The purpose of Stuxnet was to covertly infect Iran’s nuclear program, specifically their highly delicate and expensive centrifuges. The centrifuges used for enriching uranium operate at incredible speeds, and require precise control to avoid being damaged.

Stuxnet was created to infect these centrifuges and other industrial machinery, specifically the PLC’s, or Programmable Logic Controllers. By infecting these controllers inside of industrial machines, the hackers in control of the malware can set the machines to operate outside of normal parameters, and essentially self-destruct.

Stuxnet was one of the most complicated and successful cyber warfare operations in history. Named Operation Olympic Games, it involved some of the most advanced technology and techniques ever used, along with traditional spycraft to infect the normally air-gapped Iranian control systems.

But what happened later is what ties this all into the recent fires we are seeing at processing plants.

Soon after Stuxnet successfully destroyed the Iranian centrifuges, Israeli intelligence pushed for more uses of the Stuxnet virus.
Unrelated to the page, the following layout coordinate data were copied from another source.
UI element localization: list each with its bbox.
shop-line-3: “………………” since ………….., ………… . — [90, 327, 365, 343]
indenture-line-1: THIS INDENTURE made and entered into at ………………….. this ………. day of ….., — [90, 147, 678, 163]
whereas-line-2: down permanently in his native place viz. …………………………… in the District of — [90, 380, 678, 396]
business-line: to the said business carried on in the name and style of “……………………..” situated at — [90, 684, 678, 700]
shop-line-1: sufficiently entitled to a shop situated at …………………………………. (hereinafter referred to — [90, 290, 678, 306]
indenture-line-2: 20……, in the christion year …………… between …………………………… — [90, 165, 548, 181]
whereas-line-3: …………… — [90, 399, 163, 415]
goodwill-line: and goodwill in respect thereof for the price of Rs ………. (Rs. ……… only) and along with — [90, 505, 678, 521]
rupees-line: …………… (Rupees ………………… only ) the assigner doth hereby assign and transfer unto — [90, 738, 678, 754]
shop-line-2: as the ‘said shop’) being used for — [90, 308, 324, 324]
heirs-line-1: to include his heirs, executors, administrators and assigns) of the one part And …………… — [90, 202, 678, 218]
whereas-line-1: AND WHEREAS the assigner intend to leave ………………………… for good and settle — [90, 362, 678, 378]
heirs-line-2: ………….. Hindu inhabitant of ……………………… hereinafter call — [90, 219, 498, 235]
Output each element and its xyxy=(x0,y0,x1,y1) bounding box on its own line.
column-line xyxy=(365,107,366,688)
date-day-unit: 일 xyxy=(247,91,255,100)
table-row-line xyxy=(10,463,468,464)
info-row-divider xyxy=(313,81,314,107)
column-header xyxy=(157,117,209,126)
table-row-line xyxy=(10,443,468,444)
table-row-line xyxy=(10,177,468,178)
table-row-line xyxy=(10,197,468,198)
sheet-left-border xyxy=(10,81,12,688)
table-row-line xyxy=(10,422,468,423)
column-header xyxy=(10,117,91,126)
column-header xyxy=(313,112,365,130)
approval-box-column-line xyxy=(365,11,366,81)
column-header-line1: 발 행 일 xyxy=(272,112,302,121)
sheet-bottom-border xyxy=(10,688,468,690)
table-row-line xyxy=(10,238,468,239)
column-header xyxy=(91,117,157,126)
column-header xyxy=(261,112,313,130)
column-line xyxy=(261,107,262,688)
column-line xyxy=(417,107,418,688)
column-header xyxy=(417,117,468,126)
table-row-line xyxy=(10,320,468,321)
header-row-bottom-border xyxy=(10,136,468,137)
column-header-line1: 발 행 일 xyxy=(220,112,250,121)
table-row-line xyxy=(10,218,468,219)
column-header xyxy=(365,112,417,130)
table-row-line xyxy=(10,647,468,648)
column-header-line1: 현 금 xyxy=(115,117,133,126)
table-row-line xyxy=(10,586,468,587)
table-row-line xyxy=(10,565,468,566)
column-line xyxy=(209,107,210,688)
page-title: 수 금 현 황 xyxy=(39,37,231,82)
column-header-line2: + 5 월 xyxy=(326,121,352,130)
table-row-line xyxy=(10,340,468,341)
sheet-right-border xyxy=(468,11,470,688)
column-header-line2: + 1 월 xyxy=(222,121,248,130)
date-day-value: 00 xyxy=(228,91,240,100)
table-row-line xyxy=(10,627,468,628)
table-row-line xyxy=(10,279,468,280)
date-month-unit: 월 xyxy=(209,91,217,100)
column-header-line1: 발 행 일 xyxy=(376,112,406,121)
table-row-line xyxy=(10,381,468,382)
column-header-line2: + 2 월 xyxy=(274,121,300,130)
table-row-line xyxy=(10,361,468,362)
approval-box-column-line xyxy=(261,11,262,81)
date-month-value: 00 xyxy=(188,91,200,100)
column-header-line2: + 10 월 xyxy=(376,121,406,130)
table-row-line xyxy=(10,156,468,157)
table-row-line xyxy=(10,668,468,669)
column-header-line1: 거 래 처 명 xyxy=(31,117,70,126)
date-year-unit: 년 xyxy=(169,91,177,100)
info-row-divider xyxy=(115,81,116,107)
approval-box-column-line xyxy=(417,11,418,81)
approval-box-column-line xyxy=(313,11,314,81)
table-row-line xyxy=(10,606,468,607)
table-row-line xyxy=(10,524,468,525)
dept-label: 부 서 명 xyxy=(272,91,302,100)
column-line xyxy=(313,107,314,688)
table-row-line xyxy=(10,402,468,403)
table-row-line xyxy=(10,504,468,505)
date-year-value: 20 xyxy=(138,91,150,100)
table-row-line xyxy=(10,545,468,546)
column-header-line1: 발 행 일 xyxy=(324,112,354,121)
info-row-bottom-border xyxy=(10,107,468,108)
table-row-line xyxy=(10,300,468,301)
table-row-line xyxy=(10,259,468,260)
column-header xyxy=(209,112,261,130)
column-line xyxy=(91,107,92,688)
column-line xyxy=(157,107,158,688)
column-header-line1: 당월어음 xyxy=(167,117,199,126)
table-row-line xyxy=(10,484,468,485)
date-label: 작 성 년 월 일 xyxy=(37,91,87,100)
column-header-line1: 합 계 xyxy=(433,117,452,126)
American intelligence originally balked at the idea, but eventually went along. Soon Stuxnet went out of control, and started spreading internationally to machinery and their PLC boards all around the world.

Of course, like all computer viruses, once it’s detected in the wild and people realize what the virus is capable of, there will be variants produced. That’s exactly what happened. Shortly after being detected by virus researchers, new variants started popping up almost immediately and a new type of cyber warfare was born.

The key part about this type of attack is that the malware is often intentionally left dormant. The attacker doesn’t want to always cause immediate harm, but instead they can cause chaos whenever it is needed.

So that brings us to the food processing plant fires, as well as suspicious fires at top secret Russian missile research building.

Are these the result of a Stuxnet style attack that is using malware to sabotage industrial machines?

There is compelling evidence to say that this is indeed the case. Combined with the FBI admitting that cyber attacks on food processing facilities are now a sudden threat, it stands to reason they already know what’s going on, and these attacks can’t be explained away as mere coincidence anymore.